Den Palästinensern legt die Studie mehr „demokratische Teilhabe und Rechtsstaatlichkeit“ nahe. Der palästinensischen Autonomiebehörde sei „zuzumuten, auf die Instrumentalisierung militanter Kräfte zu verzichten“.

Breiten Raum nehmen in den Gutachten auch die Pläne der USA zum Aufbau eines Raketenabwehrschirms ein. Das Projekt enthalte „viele Verlockungen“, etwa den Schutz vor den Folgen nuklearer Proliferation oder Sicherheit vor so genannten Schurken- oder Risikostaaten.

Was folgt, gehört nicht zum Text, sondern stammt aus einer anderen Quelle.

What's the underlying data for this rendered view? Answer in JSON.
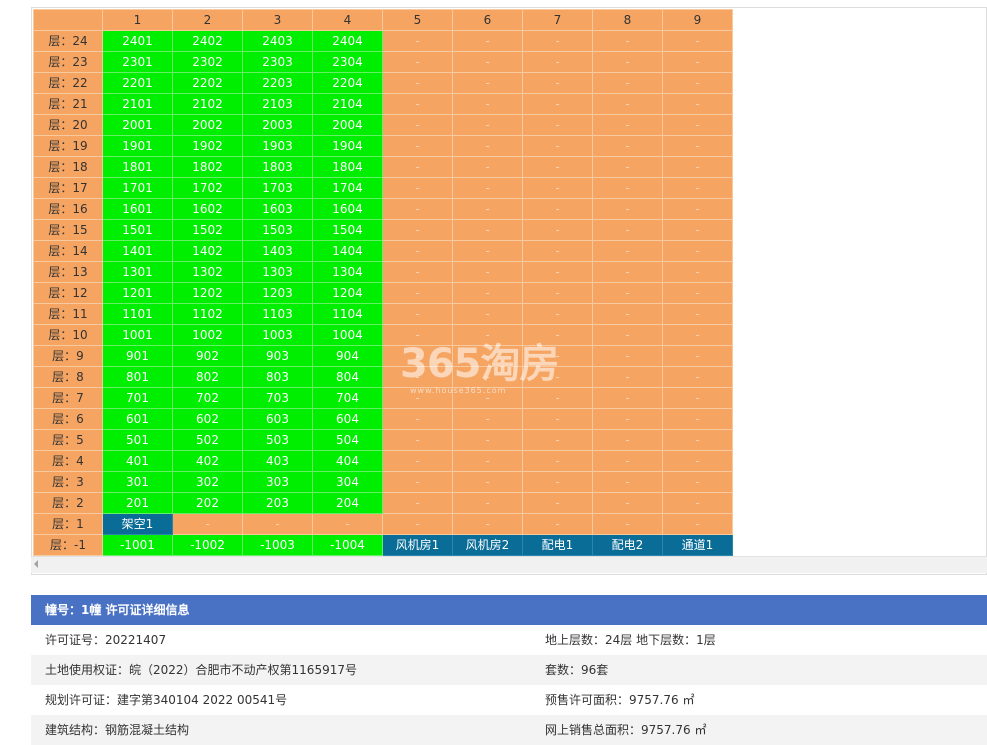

Allerdings werde die technische Machbarkeit von Experten ernsthaft in Frage gestellt, auch könnten die Kosten buchstäblich astronomisch werden. Die Autoren des Gutachtens kritisieren die Haltung von Bundeskanzler Schröder, der sich von einer Beteiligung Deutschlands an den US-Plänen einen Technologietransfer in die Bundesrepublik erhofft. Eine solche Erwartung ignoriere die Erfahrungen aus dem früheren Star-War-Programm und die „mageren Erträge“ der damaligen Kooperation mit den USA. Stattdessen verdiene die Gefahr einer Militarisierung von Forschungsressourcen im großen Stil mehr Aufmerksamkeit. Ein alliiertes Raketenabwehrsystem „könnte die Gefahren, die es beschwört, erst schaffen“.

Die Wissenschaftler kritisieren auch die Reform der Bundeswehr. Die Bundesregierung verfüge über kein „realitätskonformes sicherheitspolitisches Lagebild“. Mit geplanten 285.000 Soldaten liege die Größe der Bundeswehr weit über der Empfehlung der Weizsäcker-Kommission, die sich mit 240.000 begnügen wollte. Für eine solche Armee gebe es „keinen sicherheitspolitisch adäquaten Auftrag“.